The tender moments between the wise men and the baby and his mother in the home in Bethlehem would have had all those natural feelings and more. And the larger context—the deep understanding of these learned men—was that time begins again now. Not only a new baby but also a new day has been born. The time of prophecy has ended. And now, Emmanuel, God has come to teach His people himself, bringing light and love, wonder and delight to each of us–one heart, one person, one life at a time.

That is why Howard Thurman insists that even today, with all the celebrations over, Christmas has only just begun. The Light of God has been born in us and now continues to move and inspire and heal, heart by heart by heart. Thurman writes,

“Once this spirit becomes part of a person’s life, every day is Christmas and every night is freighted with the dawning of fresh, and perhaps holy, adventure.”

The author adds this reflection on Thurman’s thought:

“Christmas is the promise of tomorrow, embodied in the adventures of today.

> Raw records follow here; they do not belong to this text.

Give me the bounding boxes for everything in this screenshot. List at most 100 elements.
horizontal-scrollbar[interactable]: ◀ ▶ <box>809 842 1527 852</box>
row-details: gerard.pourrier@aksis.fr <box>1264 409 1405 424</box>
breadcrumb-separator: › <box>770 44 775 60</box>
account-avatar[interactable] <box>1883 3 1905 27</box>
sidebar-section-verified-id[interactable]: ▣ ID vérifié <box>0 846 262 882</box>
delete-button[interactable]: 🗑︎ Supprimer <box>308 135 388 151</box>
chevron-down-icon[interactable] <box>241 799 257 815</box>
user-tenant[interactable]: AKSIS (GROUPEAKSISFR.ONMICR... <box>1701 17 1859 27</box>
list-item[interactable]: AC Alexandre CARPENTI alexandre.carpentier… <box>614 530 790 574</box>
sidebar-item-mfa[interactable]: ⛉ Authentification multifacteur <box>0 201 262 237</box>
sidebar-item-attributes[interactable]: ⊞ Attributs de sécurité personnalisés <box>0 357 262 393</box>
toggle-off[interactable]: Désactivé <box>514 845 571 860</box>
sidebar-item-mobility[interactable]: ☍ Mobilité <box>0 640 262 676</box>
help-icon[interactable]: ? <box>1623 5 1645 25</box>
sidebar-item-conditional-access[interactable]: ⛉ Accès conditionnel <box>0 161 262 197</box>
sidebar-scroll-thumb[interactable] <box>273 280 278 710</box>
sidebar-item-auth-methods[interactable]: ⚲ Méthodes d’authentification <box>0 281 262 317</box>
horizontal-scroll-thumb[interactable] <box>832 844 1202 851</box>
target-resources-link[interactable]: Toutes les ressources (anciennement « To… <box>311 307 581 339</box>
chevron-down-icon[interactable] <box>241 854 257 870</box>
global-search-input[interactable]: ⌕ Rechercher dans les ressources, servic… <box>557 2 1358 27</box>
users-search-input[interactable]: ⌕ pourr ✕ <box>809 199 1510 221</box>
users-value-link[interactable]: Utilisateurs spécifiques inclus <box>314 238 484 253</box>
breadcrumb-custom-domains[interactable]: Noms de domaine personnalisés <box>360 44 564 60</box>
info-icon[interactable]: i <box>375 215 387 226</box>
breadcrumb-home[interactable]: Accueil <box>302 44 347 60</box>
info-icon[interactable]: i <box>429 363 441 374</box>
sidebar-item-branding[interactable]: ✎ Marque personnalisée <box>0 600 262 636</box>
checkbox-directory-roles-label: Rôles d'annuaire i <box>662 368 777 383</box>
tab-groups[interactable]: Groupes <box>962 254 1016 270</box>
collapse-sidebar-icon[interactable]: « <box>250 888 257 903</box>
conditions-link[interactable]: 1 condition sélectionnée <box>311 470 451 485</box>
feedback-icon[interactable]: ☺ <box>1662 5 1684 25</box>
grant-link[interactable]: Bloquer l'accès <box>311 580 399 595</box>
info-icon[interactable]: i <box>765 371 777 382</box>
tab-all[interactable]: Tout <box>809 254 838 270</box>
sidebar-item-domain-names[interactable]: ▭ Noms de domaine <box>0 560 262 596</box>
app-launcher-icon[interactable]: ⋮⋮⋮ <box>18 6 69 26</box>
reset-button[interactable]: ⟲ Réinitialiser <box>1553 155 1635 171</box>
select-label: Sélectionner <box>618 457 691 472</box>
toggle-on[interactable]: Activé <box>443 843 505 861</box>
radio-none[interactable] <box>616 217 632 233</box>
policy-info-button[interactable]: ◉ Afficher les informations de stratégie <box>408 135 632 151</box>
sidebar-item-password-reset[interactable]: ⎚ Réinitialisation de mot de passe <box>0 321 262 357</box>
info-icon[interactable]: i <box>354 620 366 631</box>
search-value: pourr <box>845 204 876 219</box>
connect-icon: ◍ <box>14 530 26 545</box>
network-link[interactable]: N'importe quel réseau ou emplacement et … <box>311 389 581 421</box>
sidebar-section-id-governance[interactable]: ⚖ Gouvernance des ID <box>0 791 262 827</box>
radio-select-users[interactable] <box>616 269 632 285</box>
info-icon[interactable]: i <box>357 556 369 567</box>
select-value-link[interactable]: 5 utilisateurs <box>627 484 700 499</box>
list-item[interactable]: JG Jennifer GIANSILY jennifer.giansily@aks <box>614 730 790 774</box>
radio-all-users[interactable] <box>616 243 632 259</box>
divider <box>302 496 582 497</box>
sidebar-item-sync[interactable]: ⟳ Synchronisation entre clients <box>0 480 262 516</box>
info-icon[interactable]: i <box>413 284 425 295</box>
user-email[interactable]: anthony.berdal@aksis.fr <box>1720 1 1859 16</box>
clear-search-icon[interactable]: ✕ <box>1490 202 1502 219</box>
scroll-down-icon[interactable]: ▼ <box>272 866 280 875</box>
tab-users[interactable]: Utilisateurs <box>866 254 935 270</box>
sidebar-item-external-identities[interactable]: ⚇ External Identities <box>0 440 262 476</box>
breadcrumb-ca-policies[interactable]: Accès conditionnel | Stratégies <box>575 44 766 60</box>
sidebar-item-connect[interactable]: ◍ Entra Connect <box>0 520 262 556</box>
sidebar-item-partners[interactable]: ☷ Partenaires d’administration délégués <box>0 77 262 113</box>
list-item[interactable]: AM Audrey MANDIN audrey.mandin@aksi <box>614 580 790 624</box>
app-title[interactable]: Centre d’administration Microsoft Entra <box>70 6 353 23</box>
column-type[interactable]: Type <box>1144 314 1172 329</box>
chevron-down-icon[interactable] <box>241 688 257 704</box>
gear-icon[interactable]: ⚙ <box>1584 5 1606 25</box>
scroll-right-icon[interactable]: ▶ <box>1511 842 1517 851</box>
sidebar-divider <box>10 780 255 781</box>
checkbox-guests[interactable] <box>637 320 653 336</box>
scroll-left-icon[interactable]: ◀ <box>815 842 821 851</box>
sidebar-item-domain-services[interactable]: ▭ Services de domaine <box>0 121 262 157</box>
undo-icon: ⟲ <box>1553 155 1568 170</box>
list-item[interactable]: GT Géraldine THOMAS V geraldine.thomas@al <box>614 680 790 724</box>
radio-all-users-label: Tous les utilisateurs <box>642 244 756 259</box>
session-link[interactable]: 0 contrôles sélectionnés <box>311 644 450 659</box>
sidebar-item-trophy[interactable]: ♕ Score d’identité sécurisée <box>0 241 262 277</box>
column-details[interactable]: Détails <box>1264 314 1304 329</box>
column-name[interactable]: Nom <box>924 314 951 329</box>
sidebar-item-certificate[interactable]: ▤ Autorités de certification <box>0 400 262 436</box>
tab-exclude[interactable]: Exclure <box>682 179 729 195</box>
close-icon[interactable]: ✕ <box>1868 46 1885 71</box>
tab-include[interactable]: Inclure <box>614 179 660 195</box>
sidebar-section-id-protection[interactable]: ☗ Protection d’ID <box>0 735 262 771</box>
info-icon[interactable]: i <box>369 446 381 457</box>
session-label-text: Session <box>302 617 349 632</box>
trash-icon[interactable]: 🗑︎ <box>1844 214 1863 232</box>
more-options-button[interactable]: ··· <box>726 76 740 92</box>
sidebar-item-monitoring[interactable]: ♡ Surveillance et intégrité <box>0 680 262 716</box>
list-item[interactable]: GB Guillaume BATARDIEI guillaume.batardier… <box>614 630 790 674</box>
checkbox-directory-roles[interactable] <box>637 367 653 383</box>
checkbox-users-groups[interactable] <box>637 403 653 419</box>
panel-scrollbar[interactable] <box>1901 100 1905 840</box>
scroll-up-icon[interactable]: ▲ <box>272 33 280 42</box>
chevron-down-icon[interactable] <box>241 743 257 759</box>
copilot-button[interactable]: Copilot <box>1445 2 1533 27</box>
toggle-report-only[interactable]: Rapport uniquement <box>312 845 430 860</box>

The Prince of Peace is born among us and invites us on a holy adventure in which we discover that love is stronger than fear, reconciliation more powerful than hate, and peace more enduring than violence. Christmas asks us and our leaders to live by a new standard and to choose a new way of life.

Christmas looks forward. Incarnate in a manger over two thousand years ago, God is also the voice of tomorrow, the moral arc of history calling us forward to horizons of hope and affirmation. God is fully here and now—but God’s realm lies in the future, inviting us to be citizens of a world not yet born.” (p. 39)

Even after we take the tree down, put the lights away, and store the decorations for another year, we can choose to be the ones who have eyes that see, ears that hear, and hearts that are open to the ongoing wonder and blessing of Christmas. We are part of God’s great movement of Light in our world. Let’s carry that—reverently, with hope and grace—into the New Year.